De l'avis général, la DGA a réalisé un gros travail de soutien aux PME et ETI. Mais la crise est là et la limitation des voyages est un frein important à la rencontre de clients potentiels et aux commandes de demain.

Le secteur défense est pourtant particulièrement bien structuré pour mettre en oeuvre et consommer les crédits d'un plan de relance. À titre de comparaison, nos voisins britanniques et allemands ont pris des mesures fortes en faveur de leur BITD. Au Royaume-Uni, le Premier ministre a annoncé récemment un effort massif en faveur de la défense, dont le budget augmentera de 27 milliards d'euros en 4 ans, soit 18 milliards d'euros de plus que prévu. Ce chiffre est à comparer aux 600 millions d'euros de commandes que le ministère des armées s'est engagé à passer dans le cadre du plan de soutien à l'aéronautique. Cet investissement risque fort d'accélérer le programme Tempest dont le lancement est prévu en 2035, soit 5 ans avant l'achèvement du programme SCAF, raison supplémentaire pour regretter que La Défense ne bénéficie pas du plan de relance.

Sous réserve de ces observations, mon avis sur la mission Défense est également favorable.

Projet de loi de finances pour 2021 - Mission « Défense » - Programme 178 « Préparation et emploi des forces » - Examen du rapport pour avis

M. Olivier Cigolotti, co-rapporteur. - Monsieur le Président, chers collègues, la LPM consacre un effort en hausse de 17 % à la préparation des forces et à l'activité opérationnelles.

Si les crédits d'entretien programmé du matériel, l'EPM, bénéficient de 39 % des crédits du programme, soit 4,12 Md€, l'amélioration de l'activité opérationnelle n'apparaît pas comme une réelle priorité du budget 2021.

Les niveaux d'activité et de disponibilité technique opérationnelle sont en dessous des normes. Leur remontée est trop faible. Les contrats verticalités donnent quant à eux des résultats plutôt satisfaisants. Les détails figurent dans le rapport écrit qui vous a été envoyé hier. J'insisterai donc sur quelques constats qui me semblent devoir attirer notre attention et qui seront l'enjeu de l'actualisation de la LPM.

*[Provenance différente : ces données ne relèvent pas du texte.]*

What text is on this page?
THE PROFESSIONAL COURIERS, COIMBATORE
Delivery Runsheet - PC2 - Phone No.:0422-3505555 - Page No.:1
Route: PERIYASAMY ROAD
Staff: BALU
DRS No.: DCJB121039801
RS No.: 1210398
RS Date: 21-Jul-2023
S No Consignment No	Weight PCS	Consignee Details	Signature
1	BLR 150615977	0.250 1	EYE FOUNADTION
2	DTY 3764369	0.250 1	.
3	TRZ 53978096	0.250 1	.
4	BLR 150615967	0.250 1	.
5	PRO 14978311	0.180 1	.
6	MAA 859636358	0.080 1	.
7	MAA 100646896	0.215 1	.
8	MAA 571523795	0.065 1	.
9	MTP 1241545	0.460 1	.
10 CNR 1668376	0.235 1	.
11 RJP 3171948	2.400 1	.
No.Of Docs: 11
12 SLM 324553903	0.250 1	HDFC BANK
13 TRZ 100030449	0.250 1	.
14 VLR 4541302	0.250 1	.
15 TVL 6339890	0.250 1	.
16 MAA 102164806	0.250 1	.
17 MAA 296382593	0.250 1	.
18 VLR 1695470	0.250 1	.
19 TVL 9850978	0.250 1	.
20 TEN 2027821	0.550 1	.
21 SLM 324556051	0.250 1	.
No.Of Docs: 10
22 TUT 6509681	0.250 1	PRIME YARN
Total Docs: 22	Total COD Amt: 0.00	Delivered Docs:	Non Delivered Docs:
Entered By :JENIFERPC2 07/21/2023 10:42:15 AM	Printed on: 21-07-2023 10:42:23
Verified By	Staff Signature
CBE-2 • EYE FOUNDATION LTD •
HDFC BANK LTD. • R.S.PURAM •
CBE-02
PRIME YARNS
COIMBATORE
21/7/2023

La situation de l'activité opérationnelle et de la disponibilité technique opérationnelle-DTO n'est pas satisfaisante.

La remontée de l'activité opérationnelle aux normes d'activité de l'OTAN a été repoussée à 2025. En clair cela veut dire que nos soldats ne sont pas assez entrainés par rapport aux standards internationaux, et qu'ils ne le seront pas avant au mieux 2025.

Cela n'est plus compatible avec le constat que nous faisons de la multiplication des tensions et des affrontements et du durcissement rapide des conflits.

Les capacités industrielles des acteurs en charge de la maintenance, la résilience et la persistance des chaînes d'entretien des équipements ainsi que la capacité de montée en puissance de ces chaînes et des sous-traitants associés doivent faire l'objet d'une grande vigilance.

Pour respecter les objectifs définis, et en supposant un effort identique pendant chaque annuité de la LPM, les crédits consacrés à l'entretien programmé du matériel, l'EPM devraient s'établir à 4,4 Md€ par an. Nous n'y sommes pas : ce sont 900 millions d'euros qui manquent aux cours des trois premières années d'exécution de la LPM ; il ne sera de même pour les annuités suivantes. D'autres facteurs s'ajoutent encore pour accroître les besoins en EPM. Certains sont conjoncturels, tels que le coût de réparation de la Perle pour 70 millions d'euros et le surcoût lié à l'utilisation d'aéronefs vieillissants du fait de la livraison des 12 Rafale destinés à la Grèce. D'autres facteurs sont structurels et découlent de la mise en oeuvre de la politique de verticalisation des contrats d'EPM, notamment dans le domaine aéronautique. Ces contrats verticalisés se traduisent paradoxalement dans un premier temps par des surcoûts : mise en oeuvre de nouvelles chaînes industrielles d'EPM, remise à niveau des stocks de pièces de rechange étatiques, transférés lors de la mise en oeuvre du contrat verticalisé à l'industriel.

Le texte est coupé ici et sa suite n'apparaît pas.